I made a trip this past weekend to see family and go to NYSUT's "One Voice United" rally for public education in Albany on Saturday, June 8th. Some press coverage has described this rally and recent efforts to draw attention to flawed education policy as "complaining" about tests: teachers complaining about tests, parents and students complaining about tests...and opposition to an education commissioner that simply wants to use tests to help students be "prepared for success in college and careers". But it is more than simply about complainers and tests.
|Me and my oldest|
Those at the rally included union leaders, school board members, superintendents (including a former superintendent of Cortland City Schools), and administrators who are trying to lead districts struggling under the state's funding (or de-funding) practices. They spoke passionately about misguided education policy and questionable funding practices in our state. Teachers appearing spoke of the distinction between mechanically treating a student as market-ready data instead of an actual young person with the strengths and challenges he or she may come with. Parents spoke of wanting more for their children. 18 year old Nikhil Goyal, a recent graduate, and author, spoke powerfully-sharing the ridiculous nature of children forced to take multiple choice tests in gym class. That's reform?
Up until the past few months the focus of school reform centered on using tests to identify schools and educators that should be marked for improvement or eliminated, but with parents and students like Nikhil now voicing concerns that education is being handed over to private interests, testing publishers and data collection agencies, there has been a change in posture on the school reform side. The reform PR has shifted from "ineffective teachers must be identified and eliminated" to "these hours upon hours of testing are essential for preparing students" (my quotes).

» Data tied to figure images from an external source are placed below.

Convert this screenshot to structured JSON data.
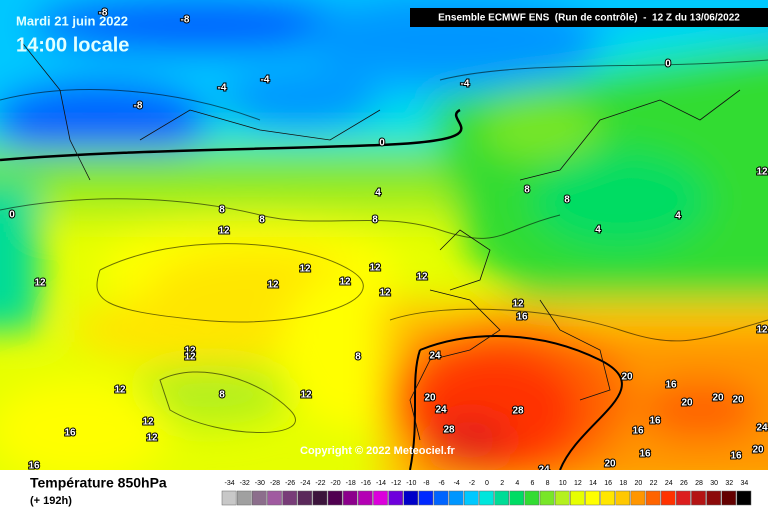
{
  "header": {
    "date": "Mardi 21 juin 2022",
    "time": "14:00 locale",
    "model": "Ensemble ECMWF ENS  (Run de contrôle)  -  12 Z du 13/06/2022"
  },
  "map": {
    "copyright": "Copyright © 2022 Meteociel.fr",
    "contour_labels": [
      -8,
      -8,
      -8,
      -4,
      -4,
      -4,
      0,
      0,
      0,
      4,
      8,
      8,
      8,
      8,
      8,
      12,
      12,
      12,
      12,
      12,
      12,
      12,
      12,
      12,
      16,
      12,
      4,
      4,
      12,
      12,
      12,
      8,
      12,
      8,
      12,
      12,
      12,
      16,
      16,
      24,
      20,
      24,
      28,
      28,
      20,
      16,
      20,
      20,
      20,
      16,
      16,
      16,
      20,
      16,
      24,
      20,
      24
    ]
  },
  "legend": {
    "title": "Température 850hPa",
    "lead": "(+ 192h)",
    "scale": [
      {
        "value": -34,
        "color": "#c8c8c8"
      },
      {
        "value": -32,
        "color": "#a0a0a0"
      },
      {
        "value": -30,
        "color": "#8c6e8c"
      },
      {
        "value": -28,
        "color": "#a05aa0"
      },
      {
        "value": -26,
        "color": "#783c78"
      },
      {
        "value": -24,
        "color": "#5a285a"
      },
      {
        "value": -22,
        "color": "#3c143c"
      },
      {
        "value": -20,
        "color": "#500050"
      },
      {
        "value": -18,
        "color": "#8c008c"
      },
      {
        "value": -16,
        "color": "#b400b4"
      },
      {
        "value": -14,
        "color": "#dc00dc"
      },
      {
        "value": -12,
        "color": "#6e00dc"
      },
      {
        "value": -10,
        "color": "#0000c8"
      },
      {
        "value": -8,
        "color": "#0028ff"
      },
      {
        "value": -6,
        "color": "#0064ff"
      },
      {
        "value": -4,
        "color": "#0096ff"
      },
      {
        "value": -2,
        "color": "#00c8ff"
      },
      {
        "value": 0,
        "color": "#00e6dc"
      },
      {
        "value": 2,
        "color": "#00dc96"
      },
      {
        "value": 4,
        "color": "#00dc64"
      },
      {
        "value": 6,
        "color": "#32dc32"
      },
      {
        "value": 8,
        "color": "#78e628"
      },
      {
        "value": 10,
        "color": "#b4f01e"
      },
      {
        "value": 12,
        "color": "#e6ff00"
      },
      {
        "value": 14,
        "color": "#ffff00"
      },
      {
        "value": 16,
        "color": "#ffe600"
      },
      {
        "value": 18,
        "color": "#ffc800"
      },
      {
        "value": 20,
        "color": "#ff9600"
      },
      {
        "value": 22,
        "color": "#ff6400"
      },
      {
        "value": 24,
        "color": "#ff3200"
      },
      {
        "value": 26,
        "color": "#dc1e1e"
      },
      {
        "value": 28,
        "color": "#b41414"
      },
      {
        "value": 30,
        "color": "#8c0a0a"
      },
      {
        "value": 32,
        "color": "#640000"
      },
      {
        "value": 34,
        "color": "#000000"
      }
    ]
  }
}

Commissioner King and Governor Cuomo made the agenda clear years ago: New York public schools and their teachers had to submit to evaluations based largely on new standards and standardized tests that would accompany them-despite the fact that those standards had not been fully integrated into school instruction and those tests had not reached their final form (and are likely to change again when the state moves to through-year style assessments). Yet putting evaluations and reputations on the line persists, cloaked in a catchy but ill-defined "college and career ready" expectation that goes without clarification: what college in an era of crushing student loan debt, and what careers that would help future graduates pay back that debt? With bigger problems than the lack of tests impacting the lives of families it might be that the struggling economy, soaring college cost and the job market should be more immediate targets for reform.
Having been there I can tell you: the rally in Albany was not a complaining session, it was a call for truth and sanity in education policy, and more input from the people who are actually in our communities, in our schools, and in our classrooms.